(Ce texte me touche beaucoup, je le reproduis ici)
A partir de janvier 2008, les moutons et les chèvres devront, en
Europe, être identifiés par des puces électroniques implantées, alias
transpondeurs. Des bergers refusent cette mesure qui est selon eux synonyme
d’une industrialisation du monde vivant. Après les moutons, viendraient les
autres animaux, puis, pourquoi pas, les humains. Au nom de la sécurité et de la
traçabilité.
Des bergers - octobre 2007
Au 1er janvier 2008, l’ensemble du cheptel ovin et caprin de la Communauté
européenne doit être identifié avec des puces électroniques pour répondre aux
exigences industrielles de « sécurité alimentaire » (règlement CE n°21/2004 du
Conseil du 17 décembre 2003). Ces mouchards arrivent à une époque où la machine
industrielle s’emballe au rythme des crises sanitaires (grippe aviaire, vache
folle, fièvre aphteuse,…). Le dernier moyen de maintenir l’illusion d’une
maîtrise est de considérer les éleveurs comme des risques industriels
potentiels. Il faut donc assurer leur flicage.

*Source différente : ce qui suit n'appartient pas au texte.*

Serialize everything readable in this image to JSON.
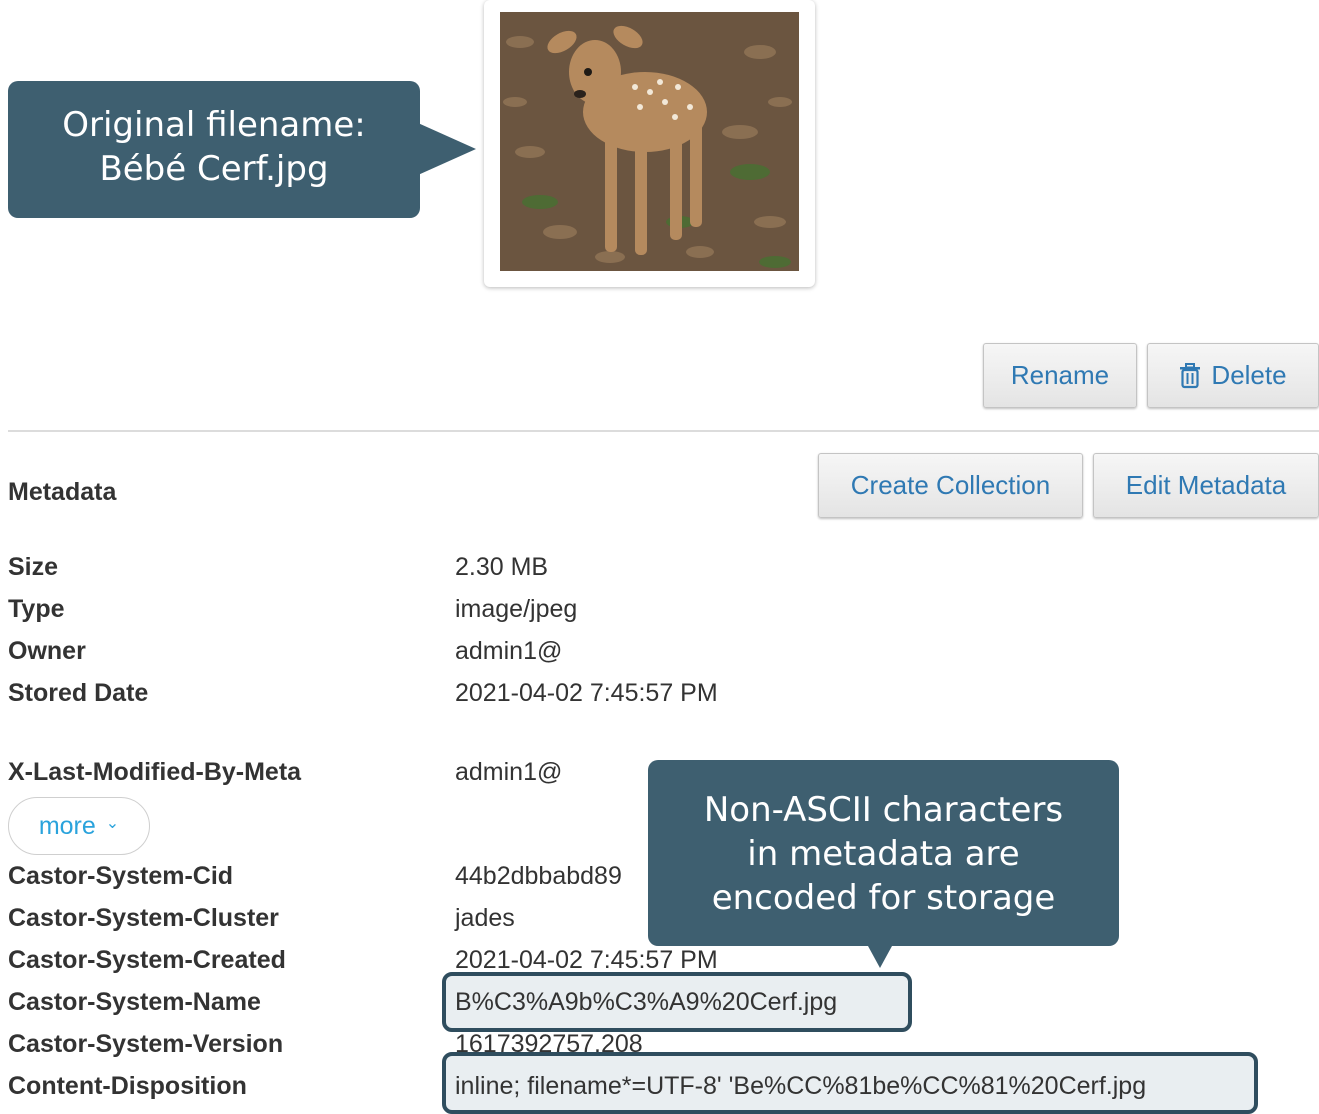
{
  "callouts": {
    "filename_note": [
      "Original filename:",
      "Bébé Cerf.jpg"
    ],
    "encoding_note": [
      "Non-ASCII characters",
      "in metadata are",
      "encoded for storage"
    ]
  },
  "thumbnail": {
    "alt": "fawn photo"
  },
  "actions": {
    "rename": "Rename",
    "delete": "Delete",
    "create_collection": "Create Collection",
    "edit_metadata": "Edit Metadata"
  },
  "metadata": {
    "title": "Metadata",
    "basic": [
      {
        "label": "Size",
        "value": "2.30 MB"
      },
      {
        "label": "Type",
        "value": "image/jpeg"
      },
      {
        "label": "Owner",
        "value": "admin1@"
      },
      {
        "label": "Stored Date",
        "value": "2021-04-02 7:45:57 PM"
      }
    ],
    "last_modified": {
      "label": "X-Last-Modified-By-Meta",
      "value": "admin1@"
    },
    "more_label": "more",
    "system": [
      {
        "label": "Castor-System-Cid",
        "value": "44b2dbbabd89"
      },
      {
        "label": "Castor-System-Cluster",
        "value": "jades"
      },
      {
        "label": "Castor-System-Created",
        "value": "2021-04-02 7:45:57 PM"
      },
      {
        "label": "Castor-System-Name",
        "value": "B%C3%A9b%C3%A9%20Cerf.jpg"
      },
      {
        "label": "Castor-System-Version",
        "value": "1617392757.208"
      },
      {
        "label": "Content-Disposition",
        "value": "inline; filename*=UTF-8' 'Be%CC%81be%CC%81%20Cerf.jpg"
      }
    ]
  },
  "colors": {
    "callout": "#3e5f70",
    "link": "#2f79b3",
    "more": "#2aa3dc",
    "highlight_border": "#2f4d5e"
  }
}
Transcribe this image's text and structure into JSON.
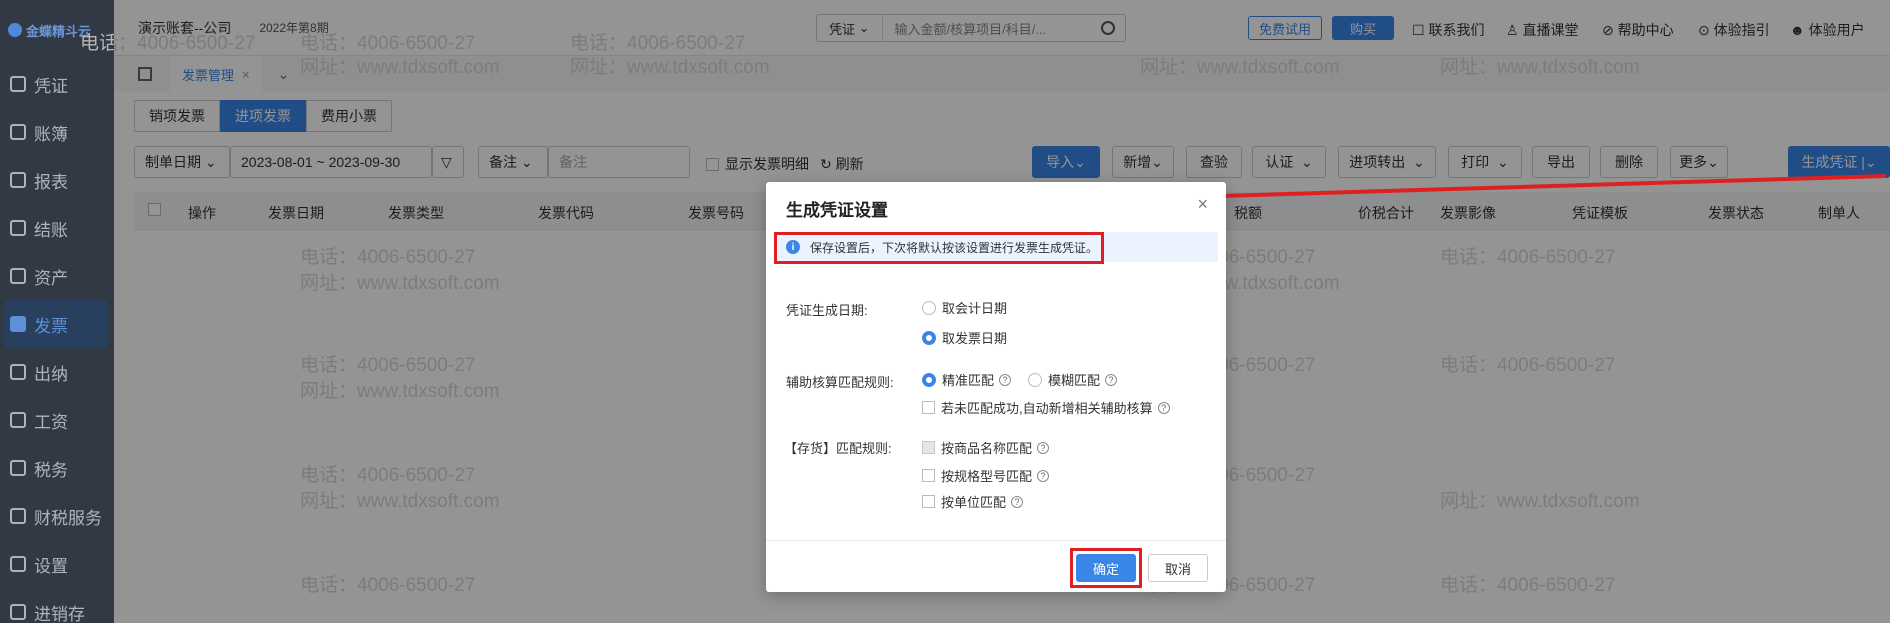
{
  "brand": "金蝶精斗云",
  "sidebar": {
    "items": [
      {
        "label": "凭证"
      },
      {
        "label": "账簿"
      },
      {
        "label": "报表"
      },
      {
        "label": "结账"
      },
      {
        "label": "资产"
      },
      {
        "label": "发票"
      },
      {
        "label": "出纳"
      },
      {
        "label": "工资"
      },
      {
        "label": "税务"
      },
      {
        "label": "财税服务"
      },
      {
        "label": "设置"
      },
      {
        "label": "进销存"
      }
    ],
    "active": "发票"
  },
  "header": {
    "account": "演示账套--公司",
    "period": "2022年第8期",
    "search_type": "凭证",
    "search_placeholder": "输入金额/核算项目/科目/...",
    "free_trial": "免费试用",
    "buy": "购买",
    "links": [
      "联系我们",
      "直播课堂",
      "帮助中心",
      "体验指引",
      "体验用户"
    ]
  },
  "page_tab": "发票管理",
  "subtabs": [
    "销项发票",
    "进项发票",
    "费用小票"
  ],
  "filters": {
    "date_type": "制单日期",
    "date_range": "2023-08-01 ~ 2023-09-30",
    "remark_select": "备注",
    "remark_placeholder": "备注",
    "show_detail": "显示发票明细",
    "refresh": "刷新"
  },
  "toolbar": [
    "导入",
    "新增",
    "查验",
    "认证",
    "进项转出",
    "打印",
    "导出",
    "删除",
    "更多",
    "生成凭证"
  ],
  "table": {
    "columns": [
      "操作",
      "发票日期",
      "发票类型",
      "发票代码",
      "发票号码",
      "税额",
      "价税合计",
      "发票影像",
      "凭证模板",
      "发票状态",
      "制单人"
    ]
  },
  "watermark": {
    "phone": "电话：4006-6500-27",
    "site": "网址：www.tdxsoft.com"
  },
  "dialog": {
    "title": "生成凭证设置",
    "notice": "保存设置后，下次将默认按该设置进行发票生成凭证。",
    "date_label": "凭证生成日期:",
    "date_options": [
      "取会计日期",
      "取发票日期"
    ],
    "aux_label": "辅助核算匹配规则:",
    "aux_options": [
      "精准匹配",
      "模糊匹配"
    ],
    "aux_auto_add": "若未匹配成功,自动新增相关辅助核算",
    "inv_label": "【存货】匹配规则:",
    "inv_options": [
      "按商品名称匹配",
      "按规格型号匹配",
      "按单位匹配"
    ],
    "ok": "确定",
    "cancel": "取消"
  },
  "colors": {
    "accent": "#3a86e8",
    "sidebar_bg": "#3a4351",
    "highlight_red": "#e02020"
  }
}
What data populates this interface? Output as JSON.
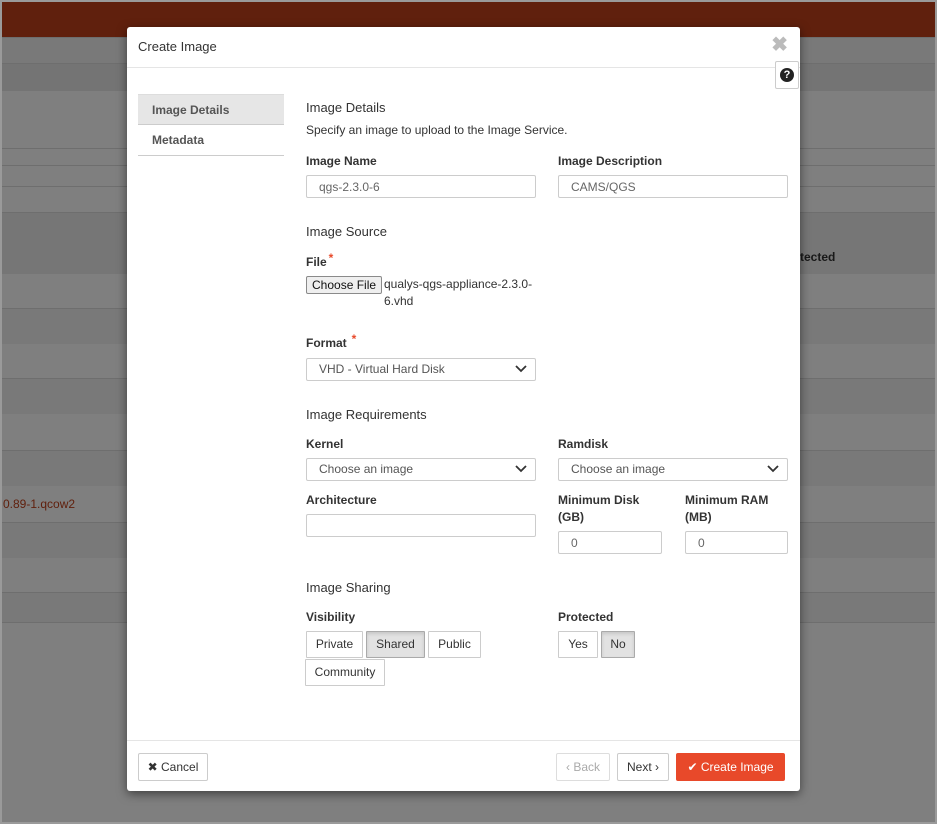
{
  "background": {
    "partial_text_protected": "tected",
    "partial_text_file": "0.89-1.qcow2"
  },
  "modal": {
    "title": "Create Image",
    "close_glyph": "✖",
    "help_glyph": "?"
  },
  "wizard_nav": {
    "items": [
      {
        "label": "Image Details",
        "active": true
      },
      {
        "label": "Metadata",
        "active": false
      }
    ]
  },
  "image_details": {
    "section_title": "Image Details",
    "help_text": "Specify an image to upload to the Image Service.",
    "image_name_label": "Image Name",
    "image_name_value": "qgs-2.3.0-6",
    "image_description_label": "Image Description",
    "image_description_value": "CAMS/QGS"
  },
  "image_source": {
    "section_title": "Image Source",
    "file_label": "File",
    "required_mark": "*",
    "choose_file_label": "Choose File",
    "file_name": "qualys-qgs-appliance-2.3.0-6.vhd",
    "format_label": "Format",
    "format_value": "VHD - Virtual Hard Disk"
  },
  "image_requirements": {
    "section_title": "Image Requirements",
    "kernel_label": "Kernel",
    "kernel_value": "Choose an image",
    "ramdisk_label": "Ramdisk",
    "ramdisk_value": "Choose an image",
    "architecture_label": "Architecture",
    "architecture_value": "",
    "min_disk_label": "Minimum Disk (GB)",
    "min_disk_value": "0",
    "min_ram_label": "Minimum RAM (MB)",
    "min_ram_value": "0"
  },
  "image_sharing": {
    "section_title": "Image Sharing",
    "visibility_label": "Visibility",
    "visibility_options": [
      "Private",
      "Shared",
      "Public",
      "Community"
    ],
    "visibility_selected": "Shared",
    "protected_label": "Protected",
    "protected_options": [
      "Yes",
      "No"
    ],
    "protected_selected": "No"
  },
  "footer": {
    "cancel_label": "Cancel",
    "back_label": "Back",
    "next_label": "Next",
    "create_label": "Create Image"
  },
  "colors": {
    "accent": "#e8492a",
    "topbar": "#c1411b"
  }
}
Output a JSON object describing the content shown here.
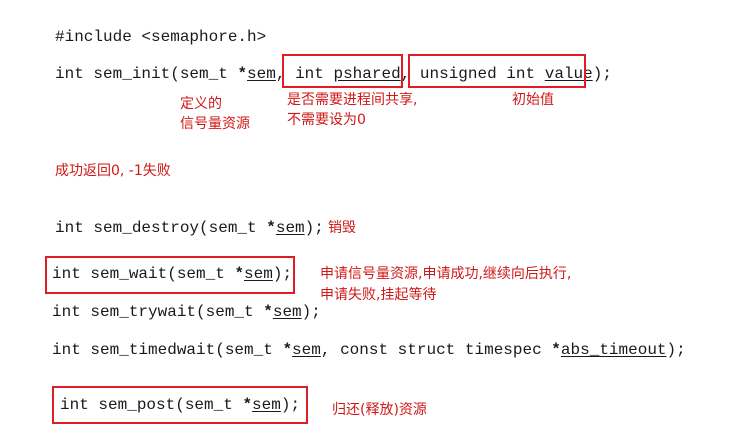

Dans la marche du progrès, refuser le puçage électronique des brebis peut
paraître anodin. Pourtant, cette nouvelle mesure de traçabilité, nous la
prenons en pleine figure car nous savons qu’elle nous pousse un peu plus loin
dans un monde où l’on commence à se sentir de trop. L’élevage n’est pas
seulement une industrie produisant du lait ou de la viande. La domestication
n’est pas seulement la soumission d’un animal, c’est aussi un long
compagnonnage commencé à la révolution du néolithique. Ces interdépendances
influencent depuis 10 000 ans nos relations aux animaux, aux humains et au
monde. Cette longue compagnie a participé à construire nos imaginaires, nos
mythes, notre culture.
Avec le puçage électronique, toute cette partie de l’histoire de notre humanité
est anéantie, détruite, niée. Comme la plupart des professions, une part de
plus en plus importante de nos activités est régie par un ailleurs : normes
industrielles, obligation de s’expliquer, permanence de la suspicion à notre
égard. Cela suffit !
Pour nous, il ne s’agit pas de se justifier. Nous ne voulons plus cogérer les
modalités de notre soumission. Nous ne voulons plus nous « adapter ». Nous ne
pouvons regarder nos brebis se transformer en machine, en émetteur-récepteur
sans rien dire. Dans un monde où l’humiliation est devenue tellement familière
que l’on ne la reconnaît plus, où le contrôle ne choque plus personne et peut
même être « citoyen » ou « participatif », nous avons fait comme tout le monde.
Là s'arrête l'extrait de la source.